My greatest teaching weakness (among many, I assure you–soon I will share my most recent student reviews with you), is that I can’t stand (a) teaching from a text and (b) recycling courses. The idea of planning a course and then teaching it several times did not, until recently, appeal to me. Now I am getting into re-usable objects for teaching, and particularly online, that makes a lot of sense. But I am very much a fan of the one-off course, a course that organizes the material in an idiosyncratic way to appeal to an audience of students. I’m also a fan of extreme user-driven courses. Although I had an agenda for our “Communication, Media, and Society” course this semester, in past semesters, I’ve gone in and we’ve assembled the syllabus on the first day of class, according to what the students wanted. I expect I will do something similar when I teach it in the fall.

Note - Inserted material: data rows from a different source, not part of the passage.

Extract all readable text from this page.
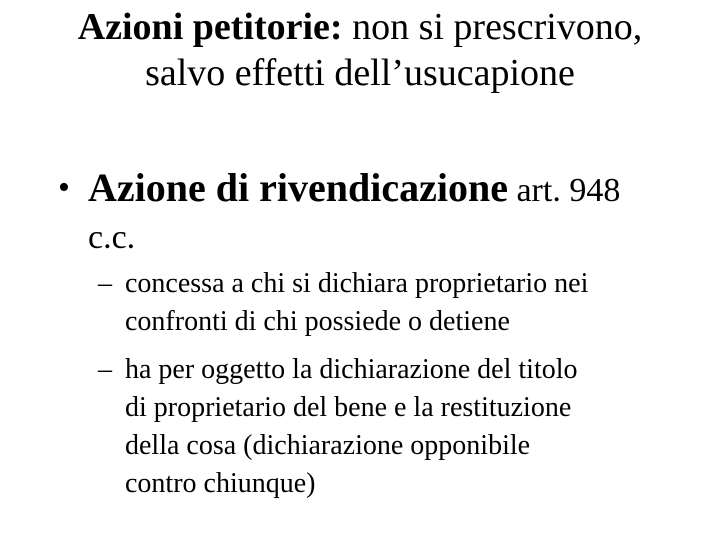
Azioni petitorie: non si prescrivono,
salvo effetti dell’usucapione
• Azione di rivendicazione art. 948
c.c.
– concessa a chi si dichiara proprietario nei
confronti di chi possiede o detiene
– ha per oggetto la dichiarazione del titolo
di proprietario del bene e la restituzione
della cosa (dichiarazione opponibile
contro chiunque)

Traditional curricula tend to mess with this. We have a core set of courses we have to teach, and significant changes to that core actually have to go through a state board (even though we are a private university–go figure). My Cyberporn & Society course was a bit of a Trojan Horse. It took a salacious topic and used it to talk about some pretty core issues in communication research. Sure, it was about cyberporn, but it also provided a back door to talking about the effects of media (Does pornography cause rape? What do we mean when we say “cause”? How can we measure social effects?), the role of regulation (Why do we have a First Amendment? Should free speech cover non-political speech, and why? What are the limits on how communication law can be structured and enforced?), and the relationship of technology to society (What role did the sale of pornography play in the diffusion of VCRs? Did increased router sales lead to the wider distribution and acceptance of pornography, or was the relationship the other way around?). Sure, that’s a little “sneaky,” but it is also the way good classes work. I still remember the lessons of professors who bothered to make their material interesting. Unfortunately, this leads to a bit of a gap between what the catalog copy says, and what you do (or can do) in a course.
Vive la special topics course! When I am king, students will be allowed to major in “special topics,” and choose from only the interesting courses on a campus.